EL PASO, Texas (Border Report) – Guerrero state authorities are investigating who killed and dismembered seven people and left an SUV with their severed heads in front of a church in Chilpancingo this past weekend.
Local news reports said most of the victims are members of a family missing since June 9. They also said handwritten signs were found at the scene near San Mateo church threatening the mayor of the state capital of Chilpancingo and a second city official. The signs, which can be seen on social media postings, also threatened alleged leaders of local criminal groups.
“Evidence was found at the scene with relevant information that will be analyzed and used in the investigation,” the Guerrero Attorney General’s Office said in a statement. The agency did not specifically address the alleged threats against the public officials but said, “(We) will not tolerate acts of corruption from public servants within or outside this institution.”
The AG’s Office has not formally identified the victims, but Mexican news reports said members of the missing family – a man and his wife, their teenage son and a young woman – were among the victims.
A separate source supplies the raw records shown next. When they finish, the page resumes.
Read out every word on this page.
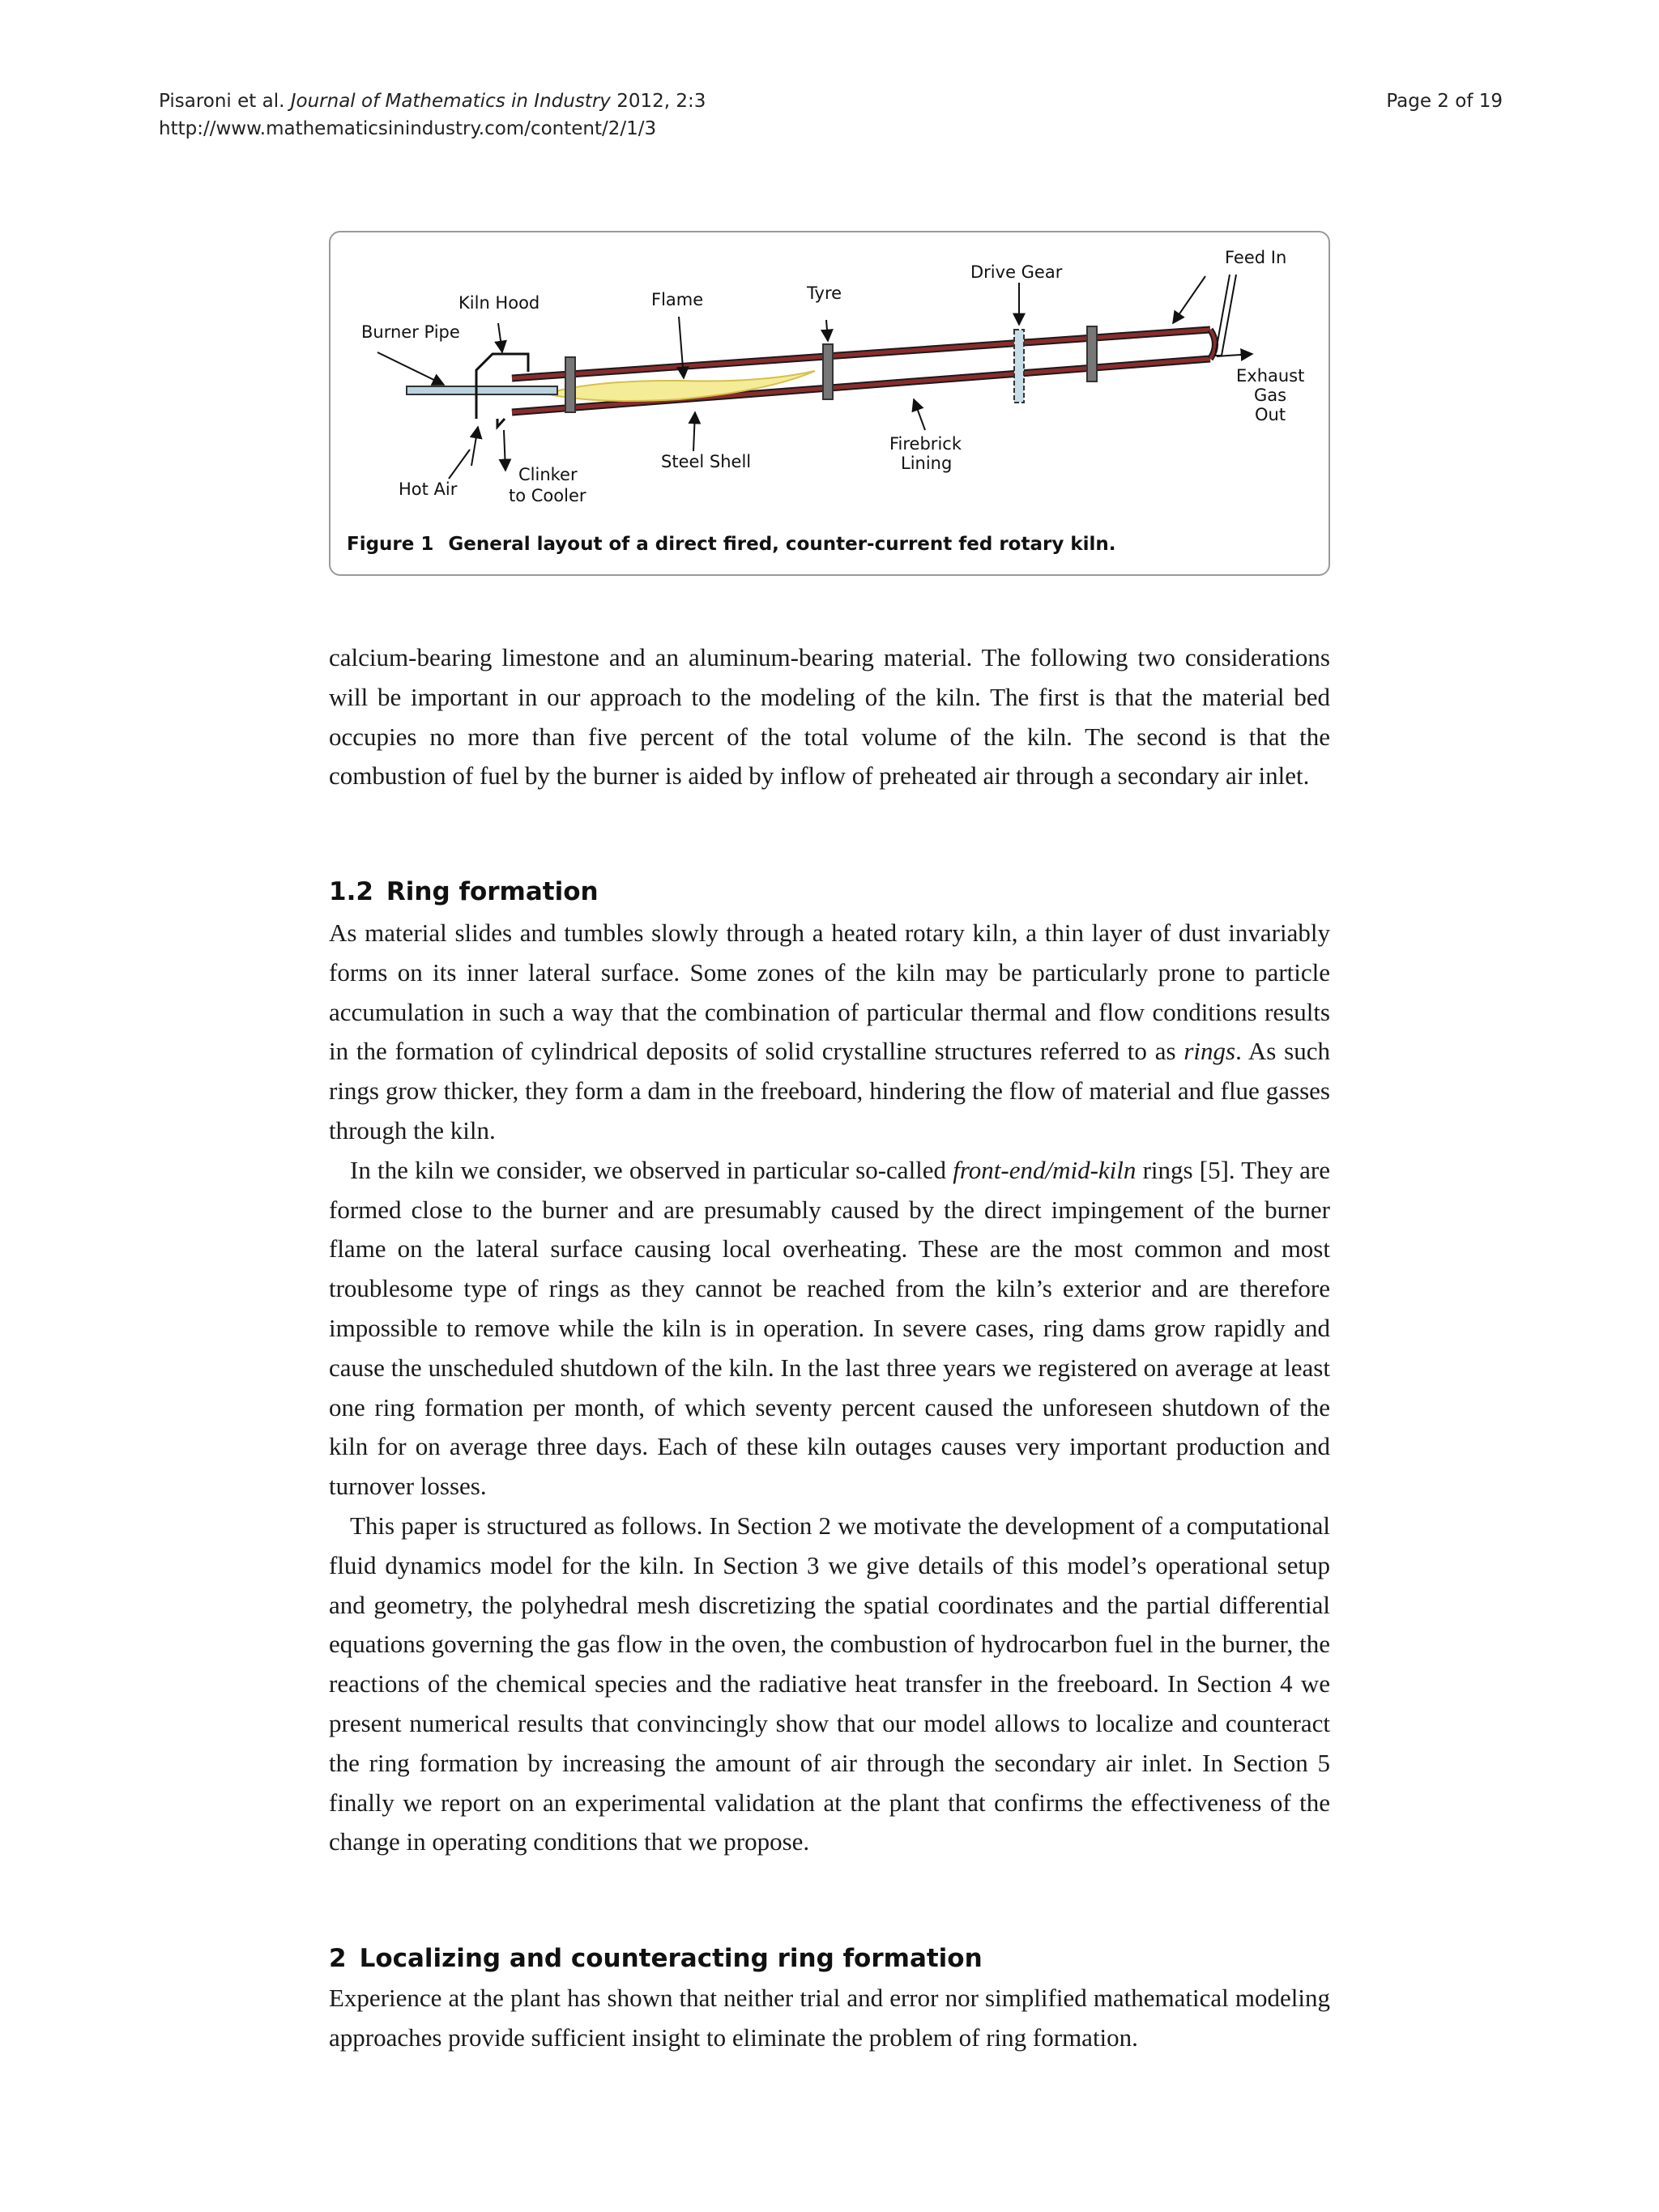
Pisaroni et al. Journal of Mathematics in Industry 2012, 2:3
http://www.mathematicsinindustry.com/content/2/1/3
Page 2 of 19
Burner Pipe
Kiln Hood	Flame	Tyre
Drive Gear
Feed In
Exhaust
Gas
Out
Hot Air
Clinker
to Cooler
Steel Shell
Firebrick
Lining
Figure 1 General layout of a direct fired, counter-current fed rotary kiln.

calcium-bearing limestone and an aluminum-bearing material. The following two considerations will be important in our approach to the modeling of the kiln. The first is that the material bed occupies no more than five percent of the total volume of the kiln. The second is that the combustion of fuel by the burner is aided by inflow of preheated air through a secondary air inlet.

1.2 Ring formation

As material slides and tumbles slowly through a heated rotary kiln, a thin layer of dust invariably forms on its inner lateral surface. Some zones of the kiln may be particularly prone to particle accumulation in such a way that the combination of particular thermal and flow conditions results in the formation of cylindrical deposits of solid crystalline structures referred to as rings. As such rings grow thicker, they form a dam in the freeboard, hindering the flow of material and flue gasses through the kiln.

In the kiln we consider, we observed in particular so-called front-end/mid-kiln rings [5]. They are formed close to the burner and are presumably caused by the direct impingement of the burner flame on the lateral surface causing local overheating. These are the most common and most troublesome type of rings as they cannot be reached from the kiln’s exterior and are therefore impossible to remove while the kiln is in operation. In severe cases, ring dams grow rapidly and cause the unscheduled shutdown of the kiln. In the last three years we registered on average at least one ring formation per month, of which seventy percent caused the unforeseen shutdown of the kiln for on average three days. Each of these kiln outages causes very important production and turnover losses.

This paper is structured as follows. In Section 2 we motivate the development of a computational fluid dynamics model for the kiln. In Section 3 we give details of this model’s operational setup and geometry, the polyhedral mesh discretizing the spatial coordinates and the partial differential equations governing the gas flow in the oven, the combustion of hydrocarbon fuel in the burner, the reactions of the chemical species and the radiative heat transfer in the freeboard. In Section 4 we present numerical results that convincingly show that our model allows to localize and counteract the ring formation by increasing the amount of air through the secondary air inlet. In Section 5 finally we report on an experimental validation at the plant that confirms the effectiveness of the change in operating conditions that we propose.

2 Localizing and counteracting ring formation

Experience at the plant has shown that neither trial and error nor simplified mathematical modeling approaches provide sufficient insight to eliminate the problem of ring formation.
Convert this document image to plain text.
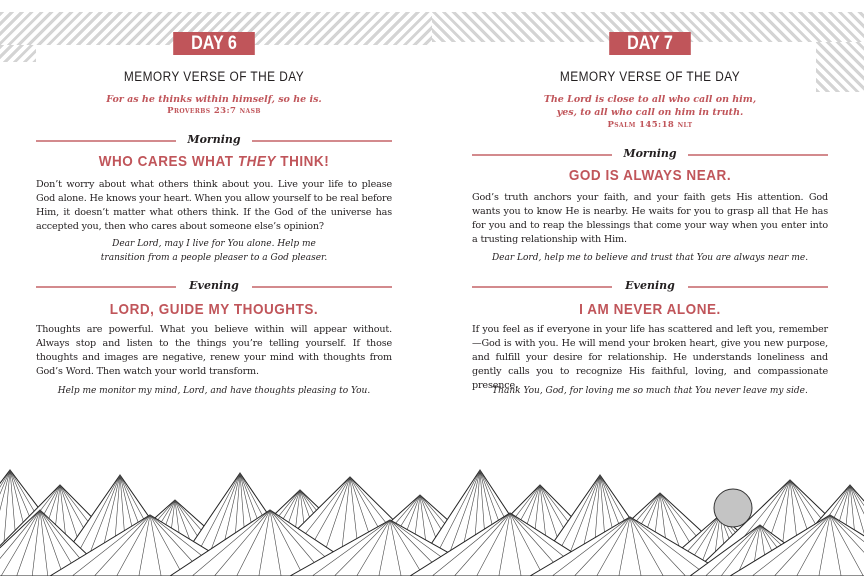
DAY 6
MEMORY VERSE OF THE DAY
For as he thinks within himself, so he is.
Proverbs 23:7 nasb
Morning
WHO CARES WHAT THEY THINK!
Don’t worry about what others think about you. Live your life to please God alone. He knows your heart. When you allow yourself to be real before Him, it doesn’t matter what others think. If the God of the universe has accepted you, then who cares about someone else’s opinion?
Dear Lord, may I live for You alone. Help me
transition from a people pleaser to a God pleaser.
Evening
LORD, GUIDE MY THOUGHTS.
Thoughts are powerful. What you believe within will appear without. Always stop and listen to the things you’re telling yourself. If those thoughts and images are negative, renew your mind with thoughts from God’s Word. Then watch your world transform.
Help me monitor my mind, Lord, and have thoughts pleasing to You.
DAY 7
MEMORY VERSE OF THE DAY
The Lord is close to all who call on him,
yes, to all who call on him in truth.
Psalm 145:18 nlt
Morning
GOD IS ALWAYS NEAR.
God’s truth anchors your faith, and your faith gets His attention. God wants you to know He is nearby. He waits for you to grasp all that He has for you and to reap the blessings that come your way when you enter into a trusting relationship with Him.
Dear Lord, help me to believe and trust that You are always near me.
Evening
I AM NEVER ALONE.
If you feel as if everyone in your life has scattered and left you, remember—God is with you. He will mend your broken heart, give you new purpose, and fulfill your desire for relationship. He understands loneliness and gently calls you to recognize His faithful, loving, and compassionate presence.
Thank You, God, for loving me so much that You never leave my side.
Just a week earlier, friends and relatives of the Peralta Catalan family held a march demanding they were found. The family disappeared on a drive from Chilpancingo to Acapulpo, according to the demonstrators.
Days prior to the bodies being found, a video appeared on social media in which the family and three men are questioned, their hands tied behind their backs, by their captors.
The video shared by the reputable Milenio news portal shows the teenage son “confessing” to being a hitman for a group at war with the Ardillas drug gang. Under obvious duress and at times coached by one of his captors, the young man states he participated on the murder of a journalist and of a doctor who cared for injured members of the Ardillas.
The father, mother and girlfriend “confess” in the video to supporting their loved one.
Guerrero for the past four years has been a battleground for drug gangs including Jalisco New Generation Cartel (CJNG) and Familia Michoacana, according to international security analysts.
Chilpancingo is 70 miles northeast of the popular tourist resort of Acapulco.